A centralized place for syllabi-related needs

Decorative Banner CSM Syllabus HubA Student-Centered, Equity-Minded, and Antiracist Lens

We are all familiar with the syllabus, (usually) a document that summarizes core information about a course, providing students with a clear picture of the course structure, intended outcomes, and expectations

A common perspective is that of the syllabus as a contract that communicates expectations and standards for both parties (instructor and students) (Center for Urban Education, 2017; Zanotti, 2020).
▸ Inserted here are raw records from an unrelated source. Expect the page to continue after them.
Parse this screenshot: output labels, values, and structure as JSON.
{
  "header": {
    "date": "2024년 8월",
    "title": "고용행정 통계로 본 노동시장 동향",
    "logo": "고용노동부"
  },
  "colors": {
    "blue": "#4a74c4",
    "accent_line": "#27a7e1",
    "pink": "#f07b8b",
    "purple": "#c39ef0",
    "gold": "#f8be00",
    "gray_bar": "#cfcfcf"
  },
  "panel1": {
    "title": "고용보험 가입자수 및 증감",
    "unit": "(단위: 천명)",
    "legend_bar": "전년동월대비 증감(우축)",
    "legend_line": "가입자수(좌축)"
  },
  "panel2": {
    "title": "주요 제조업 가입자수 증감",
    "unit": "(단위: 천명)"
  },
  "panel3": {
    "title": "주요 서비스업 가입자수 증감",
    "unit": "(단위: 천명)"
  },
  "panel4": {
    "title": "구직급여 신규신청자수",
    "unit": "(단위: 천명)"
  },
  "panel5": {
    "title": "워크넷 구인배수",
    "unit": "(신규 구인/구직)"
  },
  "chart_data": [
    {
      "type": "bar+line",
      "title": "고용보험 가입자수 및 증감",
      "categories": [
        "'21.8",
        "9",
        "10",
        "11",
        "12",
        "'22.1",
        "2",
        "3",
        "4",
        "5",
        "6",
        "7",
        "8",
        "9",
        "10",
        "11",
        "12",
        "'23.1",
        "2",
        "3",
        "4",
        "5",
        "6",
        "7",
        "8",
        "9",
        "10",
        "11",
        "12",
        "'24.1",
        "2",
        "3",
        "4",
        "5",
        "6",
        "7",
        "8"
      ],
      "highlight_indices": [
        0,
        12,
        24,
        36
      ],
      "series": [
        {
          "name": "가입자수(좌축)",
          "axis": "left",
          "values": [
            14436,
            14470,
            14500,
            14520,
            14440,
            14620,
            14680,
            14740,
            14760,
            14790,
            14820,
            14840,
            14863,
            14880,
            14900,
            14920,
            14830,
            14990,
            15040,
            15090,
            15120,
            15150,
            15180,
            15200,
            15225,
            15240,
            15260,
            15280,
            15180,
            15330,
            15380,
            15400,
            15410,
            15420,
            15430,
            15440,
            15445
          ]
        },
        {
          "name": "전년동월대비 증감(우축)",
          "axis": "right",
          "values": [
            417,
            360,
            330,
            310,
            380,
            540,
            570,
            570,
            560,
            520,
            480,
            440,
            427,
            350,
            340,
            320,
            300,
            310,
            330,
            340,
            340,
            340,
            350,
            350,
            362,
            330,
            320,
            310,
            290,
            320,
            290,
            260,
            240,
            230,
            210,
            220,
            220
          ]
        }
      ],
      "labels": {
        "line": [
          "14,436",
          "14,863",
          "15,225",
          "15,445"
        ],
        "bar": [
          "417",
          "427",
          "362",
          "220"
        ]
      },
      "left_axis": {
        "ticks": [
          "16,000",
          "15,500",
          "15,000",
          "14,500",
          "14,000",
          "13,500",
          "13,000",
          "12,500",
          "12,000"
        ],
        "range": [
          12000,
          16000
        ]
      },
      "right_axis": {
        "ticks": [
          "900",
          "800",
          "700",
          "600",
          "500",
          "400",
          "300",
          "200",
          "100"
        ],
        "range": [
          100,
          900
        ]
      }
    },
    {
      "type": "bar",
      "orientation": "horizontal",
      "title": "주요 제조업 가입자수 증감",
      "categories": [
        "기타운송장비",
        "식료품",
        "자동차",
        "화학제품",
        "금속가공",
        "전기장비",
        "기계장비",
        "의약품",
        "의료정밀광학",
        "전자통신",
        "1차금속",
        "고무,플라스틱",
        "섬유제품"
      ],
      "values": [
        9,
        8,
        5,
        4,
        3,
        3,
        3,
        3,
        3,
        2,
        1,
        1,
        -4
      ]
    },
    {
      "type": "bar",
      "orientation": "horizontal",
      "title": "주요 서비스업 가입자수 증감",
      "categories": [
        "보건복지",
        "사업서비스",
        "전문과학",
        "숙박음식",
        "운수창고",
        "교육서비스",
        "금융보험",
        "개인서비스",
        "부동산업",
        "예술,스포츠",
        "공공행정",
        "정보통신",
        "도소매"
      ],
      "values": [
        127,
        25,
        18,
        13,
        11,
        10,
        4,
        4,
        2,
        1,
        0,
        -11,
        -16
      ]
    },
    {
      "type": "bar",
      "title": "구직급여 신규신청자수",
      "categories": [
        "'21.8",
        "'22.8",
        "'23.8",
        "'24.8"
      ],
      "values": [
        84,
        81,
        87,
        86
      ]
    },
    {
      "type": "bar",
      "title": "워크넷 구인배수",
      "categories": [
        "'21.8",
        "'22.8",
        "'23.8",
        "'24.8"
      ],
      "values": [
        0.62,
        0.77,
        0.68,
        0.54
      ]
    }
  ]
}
But syllabi also have the potential to serve as learning tools (Center for Urban Education, 2017), effective points of engagement (Ahadi & Guerrero, 2020), invitations to explore and thrive in the discipline (Bain, 2004), and in the words of Laura Zanotti (2020), Professor of Anthropology at Purdue University, sites of transformative change that disrupt silences, invisibilities, and oppressions (p. 115).

Foundational Principles

Syllabi rooted in principles of student-centeredness, equity, and antiracism can promote validation, engagement, and sense of belonging for all students, especially those who have been historically marginalized and minoritized within educational spaces (e.g., BIPOC communities, students with disabilities, neurodivergent students, first-generation college students, LGBTQI+ communities) (Ahadi & Guerrero, 2020).

Often being one of the first official course documents students encounter, syllabi informed by such principles have the potential to:

  • convey the promise of the course as a welcoming, safe, and compassionate space 
  • set expectations of growth, trust, accountability, and success for all students
  • challenge pervasive deficit narratives around minoritized groups
  • honor diverse ways of learning and producing knowledge within the discipline
  • extend an invitation to the discipline and to the community of learners in the course

Why Bother?

As an instructor, you may sometimes be discouraged to invest time and effort in revising your syllabi because (among other reasons) students rarely read it or engage with it. So, why bother? We invite you to consider three main reasons:

  1. Your syllabus reflects the values, beliefs, and rationale you bring into your teaching and course design. If you strive to design a course driven by student-centeredness, equity-mindedness and antiracist lens, your syllabus should also intentionally incorporate those principles. 
  2. Syllabi are not passive documents but artifacts of practice. Syllabi can help deconstruct and counteract historically oppressive practices, norms, and assumptions that were woven into the fabric of higher education (Center for Urban Education, 2020). 
  3. Connections to the CSM Educational Master Plan. Adopting a critical lens toward your syllabi (and all other elements of your courses) aligns with our institutional commitment to instructional quality and liberatory education, as reflected on the institutional priorities in the CSM Educational Master Plan.